第146話 頭が割れるように痛え


 毒の霧の中を、フロンスの操る死人達が歩み始める。歪な銀翼から液体を滴らせるラルが、丘の中腹で屍達に包囲されていく。


「頼みますよ、サハト」


 一斉にラルに飛び掛かっていく死人達が、爪を立て、歯を剥いてなだれ込む。


「『銀鎖』!」


 ラルの足下の銀溜まりが広がっていき、そこから巨大な鎖が幾本も現れて死人達を縛り上げ、バラバラに引き裂いていく。

 一網打尽にされていく死人達は、その数の圧倒的優位を持ってしても、ラルに近付く事も叶わない。


「数では駄目か!」

「うるぃギィいい!! 痛い辛い苦ジィいぃ!!」


 自らの吐く毒に冒されながら、ラルは感じたままの感覚を叫びながら嘔吐し、顔を強張らせていた。


我が手に癒やされるエロヒム……ッ」


 起き上がったリンドが手元に土色の魔法陣を起こして、ラルに差し向けた。


「ラル――――ッ」


 ラルの足下の土がせり上がって、彼を球体に包み込む。


「お前も俺に攻撃するのかッリンドぉ!」


 土の塊を銀の鎖が破り、空に遡っていった。

 そこに橙色の瞳が現れると、敵意を込めてリンドを射貫いていく。


「死ねぇ!! リンドぉおお!!」


 極太の鎖がリンドに向けて解き放たれて来た。

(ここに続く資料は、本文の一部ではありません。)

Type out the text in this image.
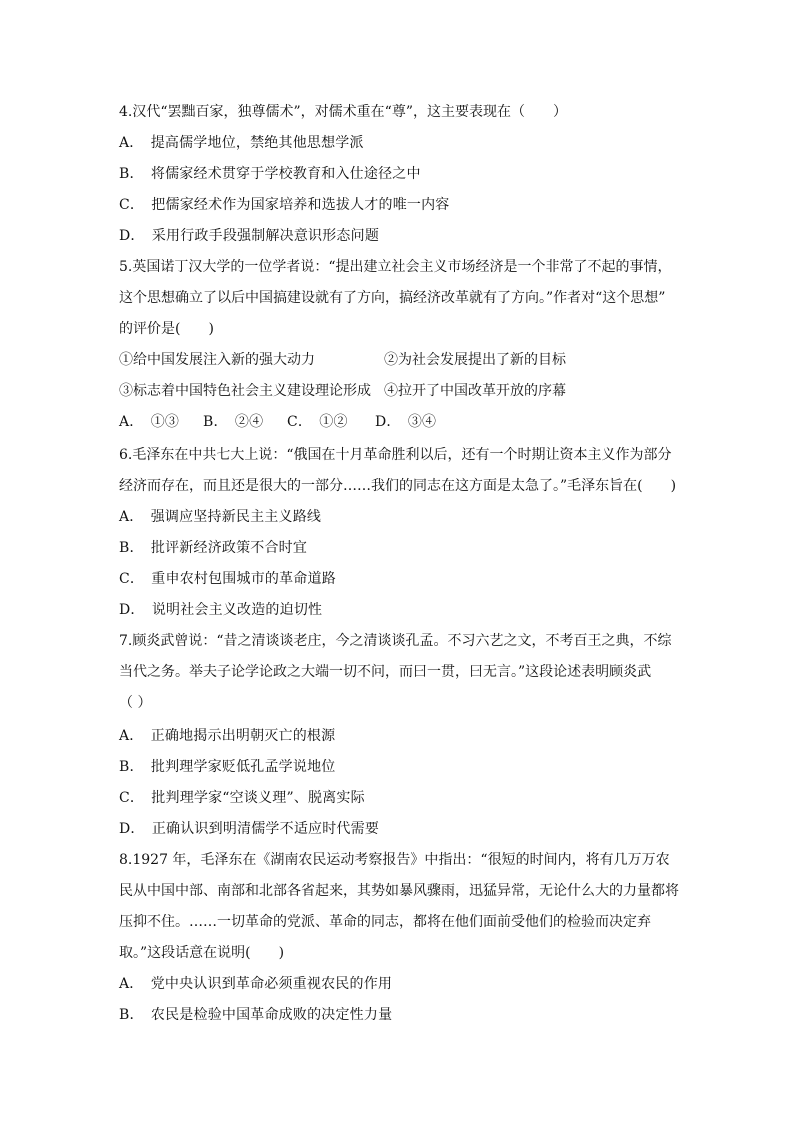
4.汉代“罢黜百家，独尊儒术”，对儒术重在“尊”，这主要表现在（　　）
A．　提高儒学地位，禁绝其他思想学派
B．　将儒家经术贯穿于学校教育和入仕途径之中
C．　把儒家经术作为国家培养和选拔人才的唯一内容
D．　采用行政手段强制解决意识形态问题
5.英国诺丁汉大学的一位学者说：“提出建立社会主义市场经济是一个非常了不起的事情，
这个思想确立了以后中国搞建设就有了方向，搞经济改革就有了方向。”作者对“这个思想”
的评价是(　　)
①给中国发展注入新的强大动力	②为社会发展提出了新的目标
③标志着中国特色社会主义建设理论形成 ④拉开了中国改革开放的序幕
A．　①③ B．　②④ C．　①② D．　③④
6.毛泽东在中共七大上说：“俄国在十月革命胜利以后，还有一个时期让资本主义作为部分
经济而存在，而且还是很大的一部分……我们的同志在这方面是太急了。”毛泽东旨在(　　)
A．　强调应坚持新民主主义路线
B．　批评新经济政策不合时宜
C．　重申农村包围城市的革命道路
D．　说明社会主义改造的迫切性
7.顾炎武曾说：“昔之清谈谈老庄，今之清谈谈孔孟。不习六艺之文，不考百王之典，不综
当代之务。举夫子论学论政之大端一切不问，而曰一贯，曰无言。”这段论述表明顾炎武
（ ）
A．　正确地揭示出明朝灭亡的根源
B．　批判理学家贬低孔孟学说地位
C．　批判理学家“空谈义理”、脱离实际
D．　正确认识到明清儒学不适应时代需要
8.1927 年，毛泽东在《湖南农民运动考察报告》中指出：“很短的时间内，将有几万万农
民从中国中部、南部和北部各省起来，其势如暴风骤雨，迅猛异常，无论什么大的力量都将
压抑不住。……一切革命的党派、革命的同志，都将在他们面前受他们的检验而决定弃
取。”这段话意在说明(　　)
A．　党中央认识到革命必须重视农民的作用
B．　农民是检验中国革命成败的决定性力量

その場にはセイル達も居る。一挙にその鎖で勝負を付ける腹積もりらしい。

 ――そこにグラディエーター達が前へと飛び出していた。


「『反骨の盾』!! ――ぐぅおおお!!」


 クレイスを筆頭に展開された防御魔法。それが辛うじて銀の鎖の進行を止めたが、その衝撃に膝を震わせている。

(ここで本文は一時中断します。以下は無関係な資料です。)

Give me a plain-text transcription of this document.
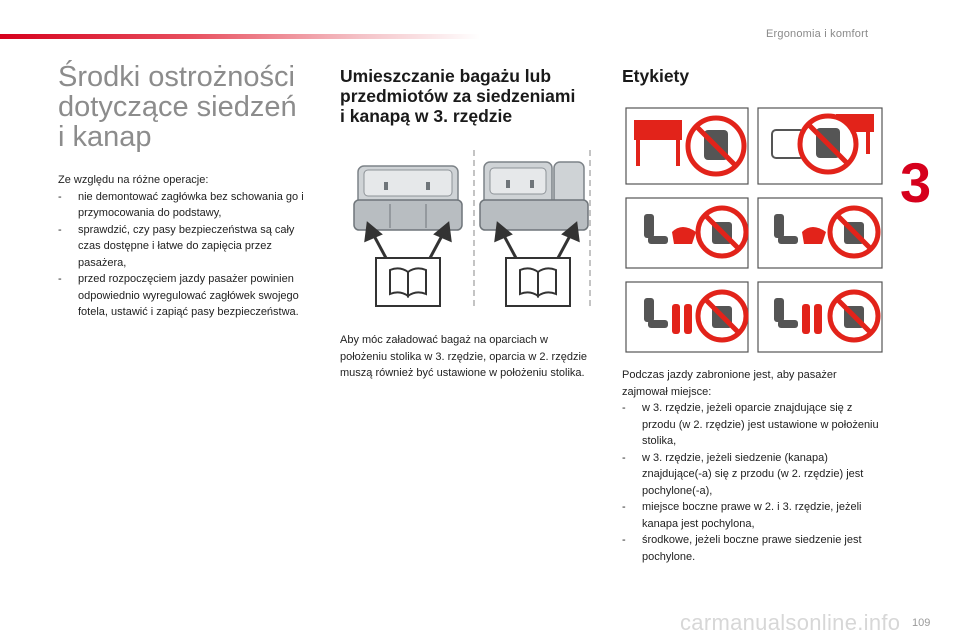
Ergonomia i komfort
3
109
carmanualsonline.info
Środki ostrożności
dotyczące siedzeń
i kanap
Ze względu na różne operacje:
-	nie demontować zagłówka bez schowania go i przymocowania do podstawy,
-	sprawdzić, czy pasy bezpieczeństwa są cały czas dostępne i łatwe do zapięcia przez pasażera,
-	przed rozpoczęciem jazdy pasażer powinien odpowiednio wyregulować zagłówek swojego fotela, ustawić i zapiąć pasy bezpieczeństwa.
Umieszczanie bagażu lub
przedmiotów za siedzeniami
i kanapą w 3. rzędzie
Aby móc załadować bagaż na oparciach w położeniu stolika w 3. rzędzie, oparcia w 2. rzędzie muszą również być ustawione w położeniu stolika.
Etykiety
Podczas jazdy zabronione jest, aby pasażer zajmował miejsce:
-	w 3. rzędzie, jeżeli oparcie znajdujące się z przodu (w 2. rzędzie) jest ustawione w położeniu stolika,
-	w 3. rzędzie, jeżeli siedzenie (kanapa) znajdujące(-a) się z przodu (w 2. rzędzie) jest pochylone(-a),
-	miejsce boczne prawe w 2. i 3. rzędzie, jeżeli kanapa jest pochylona,
-	środkowe, jeżeli boczne prawe siedzenie jest pochylone.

「鬱陶しい家畜共め!! お、おぁ、……ぼぅええ――!!」


 血管を浮き上がらせながら、ラルはまた嘔吐し、瞳を充血させて体を九の字に曲げる。

 隙を見たクレイスが、手元のグラディウスを肩の上に構え、ビキビキと全身を力み上がらせる。


「――――『反骨の槍』!!」


 彼は半透明の巨大な槍を、ラルに向かって思い切り投擲した。グラディウスと共に風を切っていった槍が、ラルの体を貫いて吹き飛ばした。


「――ごぅぅばあぁァァッ!!?」


 悲鳴を上げて丘を転げ上がっていったラルが、地に伏せて動かない。

 その様を見て、シクスがクレイスを叱責し始めた。


「だぉぁあ!! 殺すなって言ってんだろうがクレイスてめぇ!」


 しかしグラディエーター達はより一層緊迫した面持ちで、皆で構えた盾の守りを堅く作り上げていく。そしてクレイスは仲間から一本のグラディエーターを受け取りながら、シクスに振り返っていた。

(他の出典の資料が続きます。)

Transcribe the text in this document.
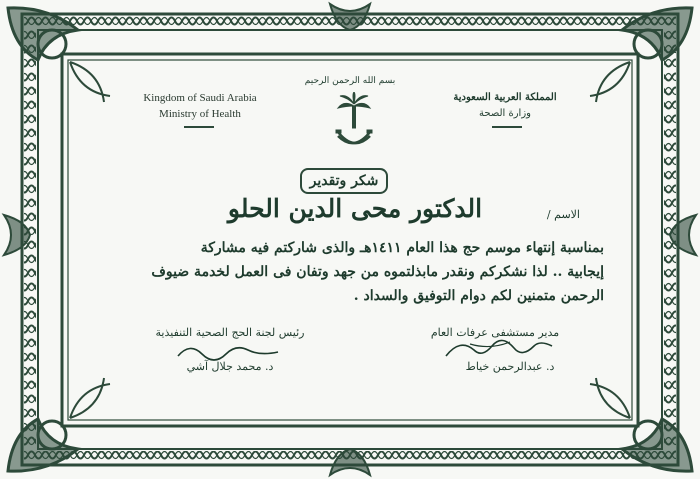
بسم الله الرحمن الرحيم
Kingdom of Saudi Arabia
Ministry of Health
المملكة العربية السعودية
وزارة الصحة
شكر وتقدير
الاسم /
الدكتور محى الدين الحلو
بمناسبة إنتهاء موسم حج هذا العام ١٤١١هـ والذى شاركتم فيه مشاركة
إيجابية .. لذا نشكركم ونقدر مابذلتموه من جهد وتفان فى العمل لخدمة ضيوف
الرحمن متمنين لكم دوام التوفيق والسداد .
رئيس لجنة الحج الصحية التنفيذية
د. محمد جلال آشي
مدير مستشفى عرفات العام
د. عبدالرحمن خياط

「奴は死なない。心臓を丸毎吹き飛ばすでもしない限り」


我が…………手に癒やされるロヒム


 ラルの手元が発光して、ねっとりとした銀翼が空に広がり始める。そこに立ち上がった泥塗れのラルが、憤怒の面相をして吠え始めた。


「イデェイデェイデェイデェイッデエエ!! 良くもやりやがったな貴様ァァ!! 奴隷の分際で、この天使の子にぃぃメェエア!!」


 痛い痛いと喚きながらに、まるで亡霊の様に何度でも蘇って来るラルに一同は固まっていく。

 そうしている間にも、死の霧は彼等に迫っているのだ。

 ラルの押し広げた歪な銀翼から、無色透明の液体が滴り、蒸気となって霧散していくのが見える。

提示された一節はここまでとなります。